How Not to Invest 1000 Dollars
No matter what you do, patience is a virtue. You don't have to double your money in a week to be a successful investor. (In fact, you're probably not going to double your investment overnight... or in a week... or in a month... or in a year. That's rare. If you want to make $1000 a month by investing, you need to invest $100,000 or more.)
Remember that every trade you make costs you money. Buying $1000 of an index fund will cost you between $5 and $10. Selling that same index fund will cost you the same. You'll have to make back $10 or $20 just to break even (and that's not even counting what taxes you pay on any gains). Every trade you make will incur a commission (and probably taxes), so if you're shifting your investments around every day or week or month, you'd better be making a hefty profit to make up for it.
There's little point in trading less than $500 at a time, because at that point the fees are too high to what you expect to get in returns.
Also keep in mind that there's a difference between a stock with a low price per share and one that's currently a bargain. For example, a penny stock may seem like it has an upside but be a terrible, expensive investment at $0.50 a share while a boring blue chip like IBM may be a bargain at $500 a share.
That's not always obvious to new investors. It makes sense when you think about it, if you're willing to do the work to figure out what a share price really means, but if that lesson hasn't sunk in yet, you're better off putting your $1000 into a simple index fund for now.
How to Invest 1000 Dollars a Month
If you're fortunate enough to have a thousand dollars a month to invest, the same strategy can work for you.
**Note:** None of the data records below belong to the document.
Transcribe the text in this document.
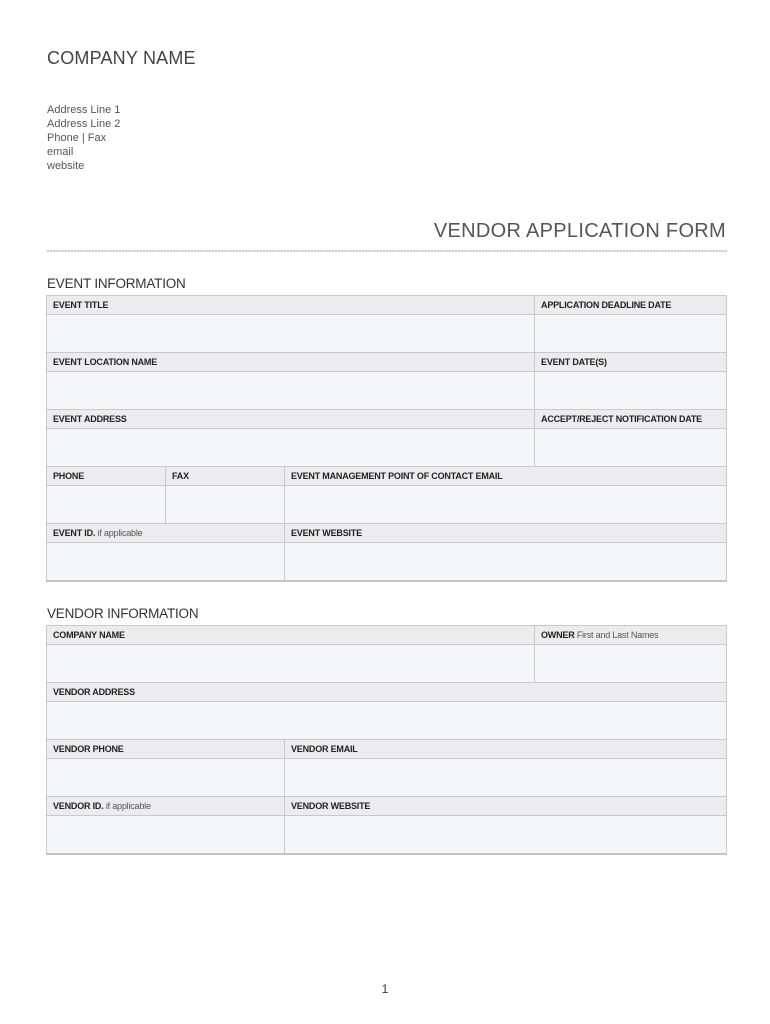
COMPANY NAME
Address Line 1
Address Line 2
Phone | Fax
email
website
VENDOR APPLICATION FORM
EVENT INFORMATION
EVENT TITLE			APPLICATION DEADLINE DATE

EVENT LOCATION NAME			EVENT DATE(S)

EVENT ADDRESS			ACCEPT/REJECT NOTIFICATION DATE

PHONE	FAX	EVENT MANAGEMENT POINT OF CONTACT EMAIL	

EVENT ID. if applicable		EVENT WEBSITE	

VENDOR INFORMATION
COMPANY NAME		OWNER First and Last Names

VENDOR ADDRESS		

VENDOR PHONE	VENDOR EMAIL	

VENDOR ID. if applicable	VENDOR WEBSITE	

1
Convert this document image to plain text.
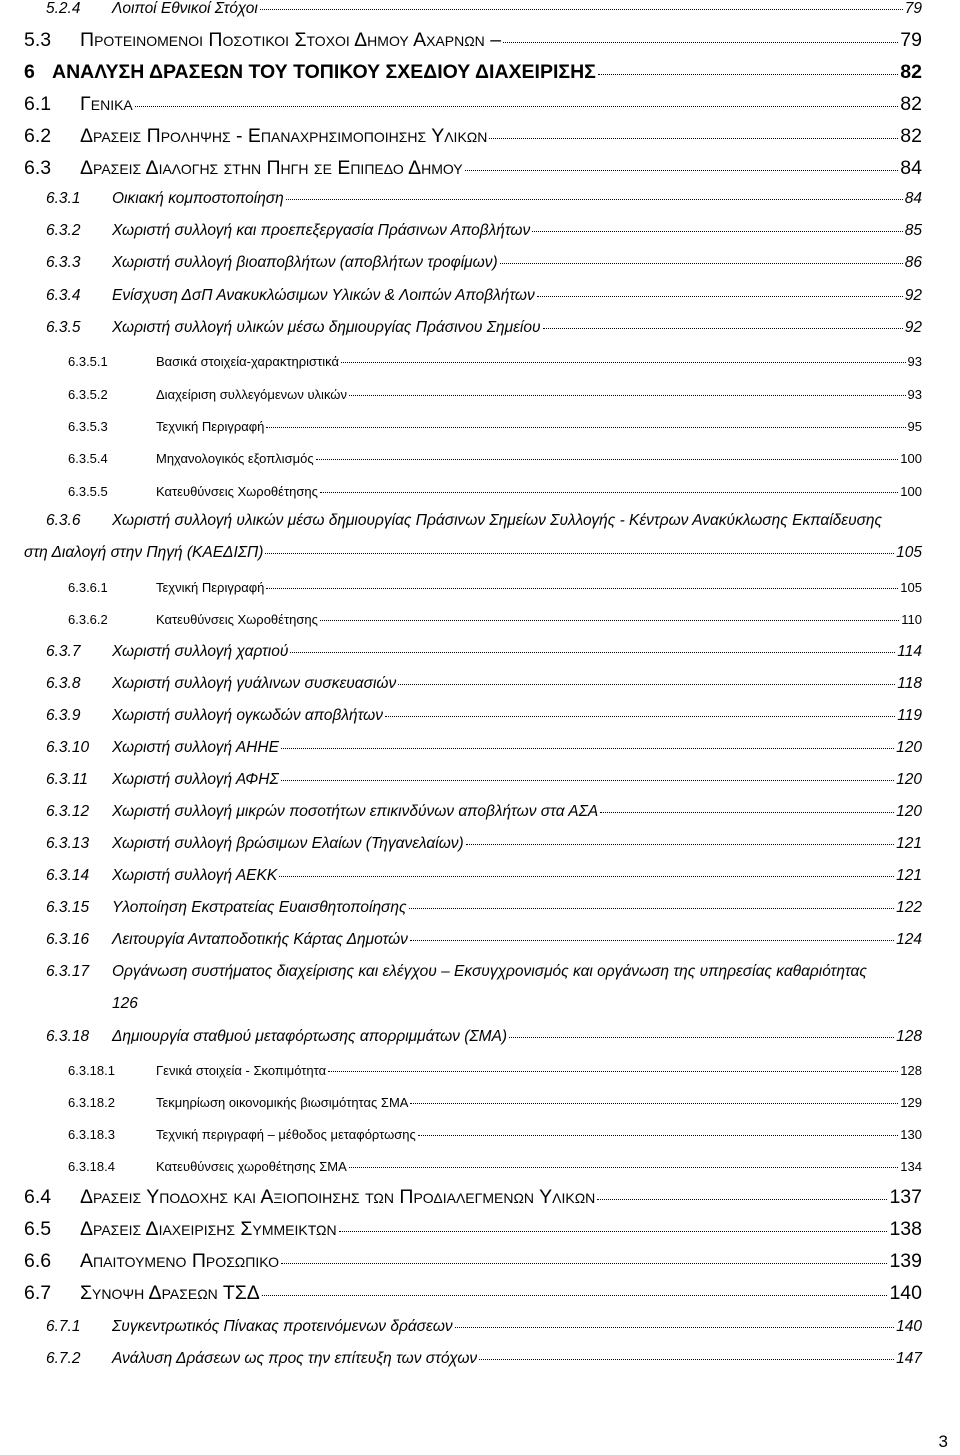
5.2.4	Λοιποί Εθνικοί Στόχοι	79
5.3	Προτεινομενοι Ποσοτικοι Στοχοι Δημου Αχαρνων –	79
6 ΑΝΑΛΥΣΗ ΔΡΑΣΕΩΝ ΤΟΥ ΤΟΠΙΚΟΥ ΣΧΕΔΙΟΥ ΔΙΑΧΕΙΡΙΣΗΣ	82
6.1	Γενικα	82
6.2	Δρασεις Προληψης - Επαναχρησιμοποιησης Υλικων	82
6.3	Δρασεις Διαλογης στην Πηγη σε Επιπεδο Δημου	84
6.3.1	Οικιακή κομποστοποίηση	84
6.3.2	Χωριστή συλλογή και προεπεξεργασία Πράσινων Αποβλήτων	85
6.3.3	Χωριστή συλλογή βιοαποβλήτων (αποβλήτων τροφίμων)	86
6.3.4	Ενίσχυση ΔσΠ Ανακυκλώσιμων Υλικών & Λοιπών Αποβλήτων	92
6.3.5	Χωριστή συλλογή υλικών μέσω δημιουργίας Πράσινου Σημείου	92
6.3.5.1	Βασικά στοιχεία-χαρακτηριστικά	93
6.3.5.2	Διαχείριση συλλεγόμενων υλικών	93
6.3.5.3	Τεχνική Περιγραφή	95
6.3.5.4	Μηχανολογικός εξοπλισμός	100
6.3.5.5	Κατευθύνσεις Χωροθέτησης	100
6.3.6 Χωριστή συλλογή υλικών μέσω δημιουργίας Πράσινων Σημείων Συλλογής - Κέντρων Ανακύκλωσης Εκπαίδευσης
στη Διαλογή στην Πηγή (ΚΑΕΔΙΣΠ)	105
6.3.6.1	Τεχνική Περιγραφή	105
6.3.6.2	Κατευθύνσεις Χωροθέτησης	110
6.3.7	Χωριστή συλλογή χαρτιού	114
6.3.8	Χωριστή συλλογή γυάλινων συσκευασιών	118
6.3.9	Χωριστή συλλογή ογκωδών αποβλήτων	119
6.3.10	Χωριστή συλλογή ΑΗΗΕ	120
6.3.11	Χωριστή συλλογή ΑΦΗΣ	120
6.3.12	Χωριστή συλλογή μικρών ποσοτήτων επικινδύνων αποβλήτων στα ΑΣΑ	120
6.3.13	Χωριστή συλλογή βρώσιμων Ελαίων (Τηγανελαίων)	121
6.3.14	Χωριστή συλλογή ΑΕΚΚ	121
6.3.15	Υλοποίηση Εκστρατείας Ευαισθητοποίησης	122
6.3.16	Λειτουργία Ανταποδοτικής Κάρτας Δημοτών	124
6.3.17 Οργάνωση συστήματος διαχείρισης και ελέγχου – Εκσυγχρονισμός και οργάνωση της υπηρεσίας καθαριότητας
126
6.3.18	Δημιουργία σταθμού μεταφόρτωσης απορριμμάτων (ΣΜΑ)	128
6.3.18.1	Γενικά στοιχεία - Σκοπιμότητα	128
6.3.18.2	Τεκμηρίωση οικονομικής βιωσιμότητας ΣΜΑ	129
6.3.18.3	Τεχνική περιγραφή – μέθοδος μεταφόρτωσης	130
6.3.18.4	Κατευθύνσεις χωροθέτησης ΣΜΑ	134
6.4	Δρασεις Υποδοχης και Αξιοποιησης των Προδιαλεγμενων Υλικων	137
6.5	Δρασεις Διαχειρισης Συμμεικτων	138
6.6	Απαιτουμενο Προσωπικο	139
6.7	Συνοψη Δρασεων ΤΣΔ	140
6.7.1	Συγκεντρωτικός Πίνακας προτεινόμενων δράσεων	140
6.7.2	Ανάλυση Δράσεων ως προς την επίτευξη των στόχων	147
3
If you pursue a full index fund strategy, pick a day on which to buy and stick with that every month. (This helps you with something called dollar-cost averaging, where you buy more shares when the price is low and fewer shares when the price is high.) Rather than saving up and buying all in one lump sum, you tend over time to get better returns—even though you'll pay for 12 trades instead of one.
If you pursue the split stock and index fund strategy, you can still use the one trade a month approach. One month buy into the index fund and the next month buy into a stock. This gives you a couple of months to find a good stock at a discount, or to decide to put that money into the index fund instead until you find a great stock.
How to Invest $1000 a Month in a 401(k)
If you have a 401(k) account through your employer and you're fortunate enough to be able to invest pre-tax dollars that way, pick the fund with the lowest fees and the closest to the S&P 500 index. Store your money there. Most fund choices aren't great—they cost you a lot in fund fees—but there's usually something dirt simple like an equivalent of the Vanguard index fund.
In fact, if you're fortunate enough to have employer matching contributions, you effectively have an investment with monthly returns of 100% of the matching amount. You're in a good situation here; you can start investing with little money and steadily watch it grow. Even if it's $100 a month, over time this will add up.